# Kuchu Nage



## SFC JeffJ (Feb 1, 2007)

When I first learned Kuchu Nage, it was in a series of Aikido classes I took while in the Army, and we basically just crouched.  In the jujutsu I'm involved with now, we go down to a knee.  I was just curious what your style does.

Thanks

Jeff


----------



## bignick (Feb 1, 2007)

Although not familiar with the throw, in general it can be harder for people to maintain a good solid posture by crouching as opposed to kneeling.  Especially for someone like me that's so tall.  If I have to get "under" something like an arm, etc...to maintain good posture I usually have to kneel.


----------



## SFC JeffJ (Feb 1, 2007)

bignick said:


> Although not familiar with the throw, in general it can be harder for people to maintain a good solid posture by crouching as opposed to kneeling.  Especially for someone like me that's so tall.  If I have to get "under" something like an arm, etc...to maintain good posture I usually have to kneel.


Hey Nick,

It's the classic "body in sky" thrown.  Going under their arm and continuing their forward momentum at it's basic level.  I'll definitely agree with you, it's much more stable also a heck of a lot easier to keep them going forward.


----------



## Munkyjitsudo (Feb 1, 2007)

sounds like a epong seonage, but couldnt imagine it while kneeling. In are judo class a lot of students won matches with a kneeling morote seonagi. And I think when you mean crouch you mean loading up the body. You can either step in and load them up on your back by bending your knees and getting lower than there waist or by waiting for them to push and to turn and take a knee while doing the same upperbody movements and away they go. There both effective just I guess for different situations, the kneeling method I think is a lot newer as my jujitsu sensei who also is a 2nd dan in judo and she laughed at us when she saw that we were doing morotes while kneeling but then wanted to know more after she found out are judo sensei taught us (he's stephen siroy sambo world champ) so she knew it had to be somewhat practical.


----------



## SFC JeffJ (Feb 1, 2007)

Munkyjitsudo said:


> sounds like a epong seonage, but couldnt imagine it while kneeling. In are judo class a lot of students won matches with a kneeling morote seonagi. And I think when you mean crouch you mean loading up the body. You can either step in and load them up on your back by bending your knees and getting lower than there waist or by waiting for them to push and to turn and take a knee while doing the same upperbody movements and away they go. There both effective just I guess for different situations, the kneeling method I think is a lot newer as my jujitsu sensei who also is a 2nd dan in judo and she laughed at us when she saw that we were doing morotes while kneeling but then wanted to know more after she found out are judo sensei taught us (he's stephen siroy sambo world champ) so she knew it had to be somewhat practical.
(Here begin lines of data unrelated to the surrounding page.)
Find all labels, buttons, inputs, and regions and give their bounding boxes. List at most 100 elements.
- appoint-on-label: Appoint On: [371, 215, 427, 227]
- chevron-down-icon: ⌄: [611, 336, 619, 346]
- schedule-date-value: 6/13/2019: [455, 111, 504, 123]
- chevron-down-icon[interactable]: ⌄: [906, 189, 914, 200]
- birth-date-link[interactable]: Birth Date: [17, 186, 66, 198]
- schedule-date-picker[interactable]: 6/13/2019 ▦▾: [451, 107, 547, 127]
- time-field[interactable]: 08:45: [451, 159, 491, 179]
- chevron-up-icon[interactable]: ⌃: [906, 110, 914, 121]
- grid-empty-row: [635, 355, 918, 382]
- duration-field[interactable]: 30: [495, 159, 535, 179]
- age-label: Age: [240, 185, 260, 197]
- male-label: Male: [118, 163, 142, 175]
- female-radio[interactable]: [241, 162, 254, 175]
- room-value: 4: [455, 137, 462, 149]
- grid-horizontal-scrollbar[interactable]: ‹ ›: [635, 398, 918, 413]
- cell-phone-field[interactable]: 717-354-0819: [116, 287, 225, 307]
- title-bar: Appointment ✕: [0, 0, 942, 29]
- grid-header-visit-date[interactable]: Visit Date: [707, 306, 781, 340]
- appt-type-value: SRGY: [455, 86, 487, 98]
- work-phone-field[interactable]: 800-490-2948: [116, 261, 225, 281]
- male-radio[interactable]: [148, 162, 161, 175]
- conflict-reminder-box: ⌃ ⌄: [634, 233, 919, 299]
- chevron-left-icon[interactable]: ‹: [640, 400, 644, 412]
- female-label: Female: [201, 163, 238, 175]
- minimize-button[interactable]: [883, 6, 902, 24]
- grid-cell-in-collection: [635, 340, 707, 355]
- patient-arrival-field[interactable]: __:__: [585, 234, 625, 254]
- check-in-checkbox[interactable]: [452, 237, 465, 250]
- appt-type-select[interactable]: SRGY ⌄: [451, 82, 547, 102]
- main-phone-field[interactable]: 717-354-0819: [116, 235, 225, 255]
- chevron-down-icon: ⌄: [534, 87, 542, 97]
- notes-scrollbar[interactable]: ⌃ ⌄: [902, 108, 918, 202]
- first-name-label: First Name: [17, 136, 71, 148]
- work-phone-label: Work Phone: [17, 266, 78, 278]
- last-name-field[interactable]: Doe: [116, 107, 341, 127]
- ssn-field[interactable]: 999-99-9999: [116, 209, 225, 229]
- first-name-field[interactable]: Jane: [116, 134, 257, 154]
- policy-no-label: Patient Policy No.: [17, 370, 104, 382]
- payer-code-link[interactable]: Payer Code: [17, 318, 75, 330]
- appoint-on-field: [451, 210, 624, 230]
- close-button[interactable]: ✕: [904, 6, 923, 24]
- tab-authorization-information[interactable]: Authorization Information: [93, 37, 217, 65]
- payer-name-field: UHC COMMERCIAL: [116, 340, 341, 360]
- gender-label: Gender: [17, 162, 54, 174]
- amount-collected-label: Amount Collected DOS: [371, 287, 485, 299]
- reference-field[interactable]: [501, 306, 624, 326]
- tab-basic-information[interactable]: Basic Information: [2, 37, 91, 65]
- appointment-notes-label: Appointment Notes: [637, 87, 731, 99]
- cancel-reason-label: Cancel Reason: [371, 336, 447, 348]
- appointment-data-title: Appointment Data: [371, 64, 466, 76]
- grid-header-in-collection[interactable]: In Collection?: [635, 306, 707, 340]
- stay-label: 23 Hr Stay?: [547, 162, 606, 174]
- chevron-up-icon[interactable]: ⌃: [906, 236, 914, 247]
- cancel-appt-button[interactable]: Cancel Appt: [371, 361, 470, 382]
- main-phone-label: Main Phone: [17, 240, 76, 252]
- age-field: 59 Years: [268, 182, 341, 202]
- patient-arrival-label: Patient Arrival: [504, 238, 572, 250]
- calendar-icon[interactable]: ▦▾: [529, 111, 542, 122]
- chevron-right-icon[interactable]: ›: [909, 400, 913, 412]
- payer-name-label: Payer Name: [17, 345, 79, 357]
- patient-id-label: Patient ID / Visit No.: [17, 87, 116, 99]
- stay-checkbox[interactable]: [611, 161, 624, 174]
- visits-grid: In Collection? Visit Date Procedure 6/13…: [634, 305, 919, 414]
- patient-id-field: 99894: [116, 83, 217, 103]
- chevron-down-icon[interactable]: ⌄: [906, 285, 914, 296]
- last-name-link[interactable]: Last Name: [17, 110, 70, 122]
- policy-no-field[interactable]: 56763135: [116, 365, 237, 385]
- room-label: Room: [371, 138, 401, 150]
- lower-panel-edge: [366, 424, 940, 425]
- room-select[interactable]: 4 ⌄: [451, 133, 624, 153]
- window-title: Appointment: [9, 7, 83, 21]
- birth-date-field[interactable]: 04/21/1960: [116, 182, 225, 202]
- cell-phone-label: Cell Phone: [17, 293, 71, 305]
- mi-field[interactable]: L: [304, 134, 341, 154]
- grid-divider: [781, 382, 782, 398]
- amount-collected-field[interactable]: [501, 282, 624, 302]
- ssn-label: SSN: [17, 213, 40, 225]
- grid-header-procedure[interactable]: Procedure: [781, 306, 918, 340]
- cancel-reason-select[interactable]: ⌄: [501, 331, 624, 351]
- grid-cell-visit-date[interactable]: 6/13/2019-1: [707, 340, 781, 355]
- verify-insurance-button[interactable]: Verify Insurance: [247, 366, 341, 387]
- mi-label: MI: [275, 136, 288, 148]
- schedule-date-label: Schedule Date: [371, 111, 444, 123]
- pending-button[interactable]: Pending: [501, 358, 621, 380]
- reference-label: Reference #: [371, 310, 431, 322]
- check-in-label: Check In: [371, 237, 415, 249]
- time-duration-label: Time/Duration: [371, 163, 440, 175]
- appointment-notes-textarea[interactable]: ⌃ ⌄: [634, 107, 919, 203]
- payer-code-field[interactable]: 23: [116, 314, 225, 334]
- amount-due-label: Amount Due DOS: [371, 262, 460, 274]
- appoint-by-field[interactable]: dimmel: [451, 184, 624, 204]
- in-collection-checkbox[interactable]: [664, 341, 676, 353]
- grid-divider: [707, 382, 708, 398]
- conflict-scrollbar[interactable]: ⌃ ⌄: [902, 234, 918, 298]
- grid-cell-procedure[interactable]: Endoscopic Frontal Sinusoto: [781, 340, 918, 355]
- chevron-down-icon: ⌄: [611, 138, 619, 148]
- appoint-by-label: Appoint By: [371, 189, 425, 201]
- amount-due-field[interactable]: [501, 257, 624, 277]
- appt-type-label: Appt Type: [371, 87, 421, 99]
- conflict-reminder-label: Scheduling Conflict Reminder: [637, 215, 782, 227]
As you are a Judoka, you probably don't do the throw I'm trying to describe.  It's in more of the Aiki type jujutsu's.

Speaking of which, I need to get to a Judo school and learn some stuff from them!


----------



## bignick (Feb 2, 2007)

JeffJ said:


> Hey Nick,
> 
> It's the classic "body in sky" thrown.  Going under their arm and continuing their forward momentum at it's basic level.  I'll definitely agree with you, it's much more stable also a heck of a lot easier to keep them going forward.



What you gain in stability you lose in mobility...which is always the tradeoff.  I did a search on the throw, and saw your picture in the photo gallery, although I don't think I've ever done the through proper, I see the idea now though.  It's a lot similar to a throw we do out of sankyu.


----------



## SFC JeffJ (Feb 2, 2007)

Hell, I forgot that I had a pic of one of our students doing it in my gallery else I just would have linked to that.


----------



## SFC JeffJ (Feb 2, 2007)

The pic of one of our students doing Kuchu Nage is here.  It's not a very well done one as tori should be pretty much hip to hip with uke, but this gives you the general idea.


Jeff


----------



## MarkBarlow (Feb 12, 2007)

I'm not trying to divert the thread but seeing the title reminded me of my sensei.  He was a firm believer in never speaking poorly of anyone but also wouldn't just flat out lie.  Whenever he was asked about another instructor and he couldn't endorse him with a clear conscious, he'd just say, "He's got great kuchi waza!"


----------



## Yari (Feb 13, 2007)

SFC JeffJ said:


> The pic of one of our students doing Kuchu Nage is here. It's not a very well done one as tori should be pretty much hip to hip with uke, but this gives you the general idea.
> 
> 
> Jeff


 
I would say either your doing an Aiki-nage or some kind of Kokyunage. Aikinage i usally stepping infront and going under Ukes movement. While kokyunage is trying to hold the throw/momentum until you throw.

/Yari


----------



## SFC JeffJ (Feb 13, 2007)

We might be hitting the wall of different terminology here.


Jeff


----------



## Yari (Feb 13, 2007)

SFC JeffJ said:


> We might be hitting the wall of different terminology here.
> 
> 
> Jeff


 
True, and probably not the last time either... 

/Yari


----------



## Mollydog (Apr 10, 2007)

SFC JeffJ said:


> As you are a Judoka, you probably don't do the throw I'm trying to describe. It's in more of the Aiki type jujutsu's.
> 
> Speaking of which, I need to get to a Judo school and learn some stuff from them!


It sounds like Ippon Seo Nage to me in Judo.  You could do this throw from the knees, but in judo it is more common for morote seio nage to be done from the knees.


----------